If so-called “behavioral addictions” continue to display biochemical similarities with “chemical addictions,” the move to broaden the working definition of addiction will continue to intensify. And the same sorts of questions that plague addiction research will be replayed in the behavioral sphere: What level of shoplifting constitutes the disorder called kleptomania? Isn’t the medicalization of shoplifting just a way to excuse bad behavior? Is medical treatment more effective than jail time? From a legal point of view, what is the the difference between kleptomania and burglary?
In his book, America Anonymous, Benoit Denizet-Lewis quotes lead study author Jon Grant: “With all addictions, a person’s free will is greatly impaired, but the law doesn’t want to entertain that.... Why shouldn’t someone’s addiction be considered as a mitigating factor, especially in sentencing?”
Photo Credit: Napo Hampshire Branch
Tuesday, 21 April 2009
Anti-Craving Drug Eases Pain of Fibromyalgia

Naltrexone being studied for immune-related disorders.
A drug frequently used to treat heroin and alcohol addiction also eased the pain of women suffering the symptoms of fibromyalgia, according to a Stanford study published in the April 17 journal of Pain Medicine.

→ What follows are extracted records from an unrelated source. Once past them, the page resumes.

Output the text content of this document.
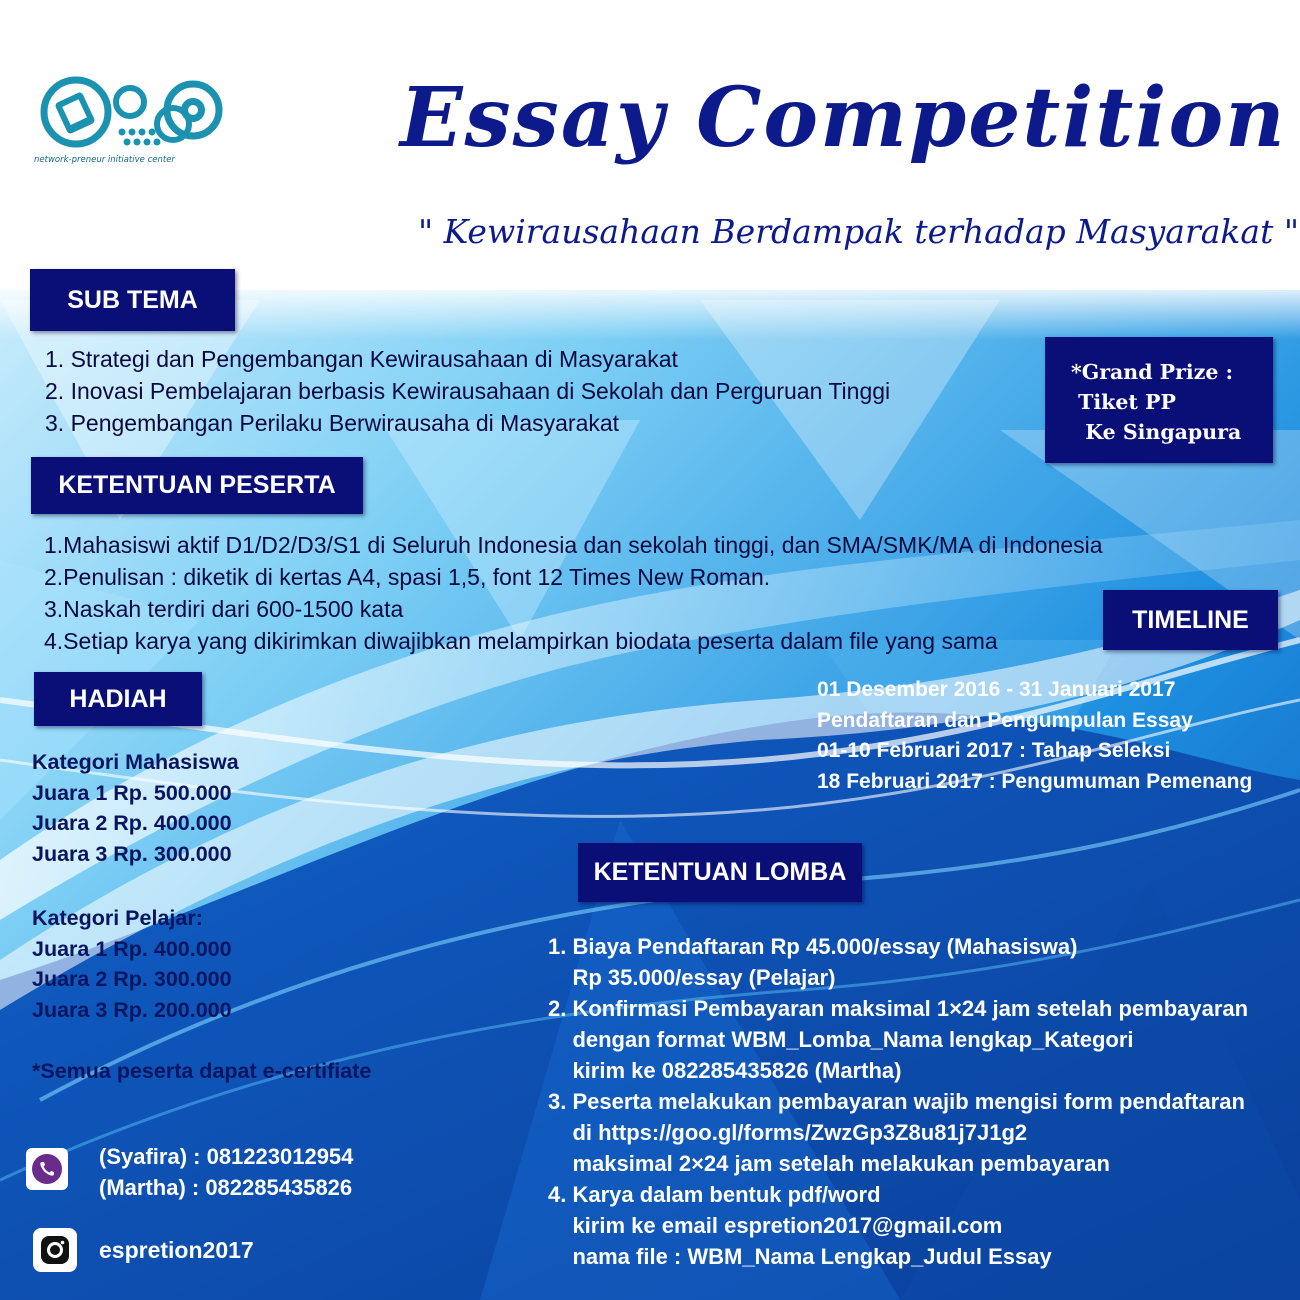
network-preneur initiative center	Essay Competition
" Kewirausahaan Berdampak terhadap Masyarakat "
SUB TEMA
1. Strategi dan Pengembangan Kewirausahaan di Masyarakat
2. Inovasi Pembelajaran berbasis Kewirausahaan di Sekolah dan Perguruan Tinggi
3. Pengembangan Perilaku Berwirausaha di Masyarakat
*Grand Prize :
Tiket PP
Ke Singapura
KETENTUAN PESERTA
1.Mahasiswi aktif D1/D2/D3/S1 di Seluruh Indonesia dan sekolah tinggi, dan SMA/SMK/MA di Indonesia
2.Penulisan : diketik di kertas A4, spasi 1,5, font 12 Times New Roman.
3.Naskah terdiri dari 600-1500 kata
4.Setiap karya yang dikirimkan diwajibkan melampirkan biodata peserta dalam file yang sama
TIMELINE
01 Desember 2016 - 31 Januari 2017
Pendaftaran dan Pengumpulan Essay
01-10 Februari 2017 : Tahap Seleksi
18 Februari 2017 : Pengumuman Pemenang
HADIAH
Kategori Mahasiswa
Juara 1 Rp. 500.000
Juara 2 Rp. 400.000
Juara 3 Rp. 300.000
Kategori Pelajar:
Juara 1 Rp. 400.000
Juara 2 Rp. 300.000
Juara 3 Rp. 200.000
*Semua peserta dapat e-certifiate
KETENTUAN LOMBA
1. Biaya Pendaftaran Rp 45.000/essay (Mahasiswa)
Rp 35.000/essay (Pelajar)
2. Konfirmasi Pembayaran maksimal 1×24 jam setelah pembayaran
dengan format WBM_Lomba_Nama lengkap_Kategori
kirim ke 082285435826 (Martha)
3. Peserta melakukan pembayaran wajib mengisi form pendaftaran
di https://goo.gl/forms/ZwzGp3Z8u81j7J1g2
maksimal 2×24 jam setelah melakukan pembayaran
4. Karya dalam bentuk pdf/word
kirim ke email espretion2017@gmail.com
nama file : WBM_Nama Lengkap_Judul Essay
(Syafira) : 081223012954
(Martha) : 082285435826
espretion2017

Fibromyalgia remains a controversial diagnosis. As reported by Coco Ballantyine in Scientific American online, it is a “mysterious ailment whose symptoms include chronic widespread muscle pain, fatigue, sleep problems, anxiety and depression, often appears between the ages of 34 and 53 and is more common in women.”
Jarred Younger and Sean Mackey of the Stanford School of Medicine’s pain management division reported that pain and fatigue ratings for the women dropped by 30% over the 14 weeks of the study. “Patients’ reactions were really quite profound,” said Mackey. “Some people went back to work really improving their quality of life.”
Tara Campbell, one of the patients involved in the study, told the Stanford News Service that she was feeling “really, really good.” She said “my improvement was about 40 percent in the study. When you’re not capable of doing much of anything, that’s a lot... I’m much more back to normal.”
Younger said he became interested in studying naltrexone after he began questioning patients who claimed to be suffering from the disorder. “I was asking patients, ‘Does anything work for you?’ A lot of people in support groups were saying, ‘Yeah, I tried naltrexone and it works for me.’”
Naltrexone is currently used as a treatment for heroin addiction and for alcoholism. (See my post, "Drugs for Alcoholism.") Naltrexone works by locking into central nervous system receptors normally occupied by opiates or by the body’s own endorphins. Researchers like Younger, however, believe that naltrexone also dampens the activity of immune cells known as microglia that are involved in inflammatory responses.
It is not uncommon for scientists to investigate the additional effects of drugs in common use. “From a regulatory point of view,” said Canadian addiction researcher Edward Sellers in my book, The Chemical Carousel, “companies don’t try to develop [new drugs] for forty-three different things. But these drugs still carry with them many other pharmacologic actions. The history of virtually every drug that comes to market is that all these other secondary applications start to manifest themselves.”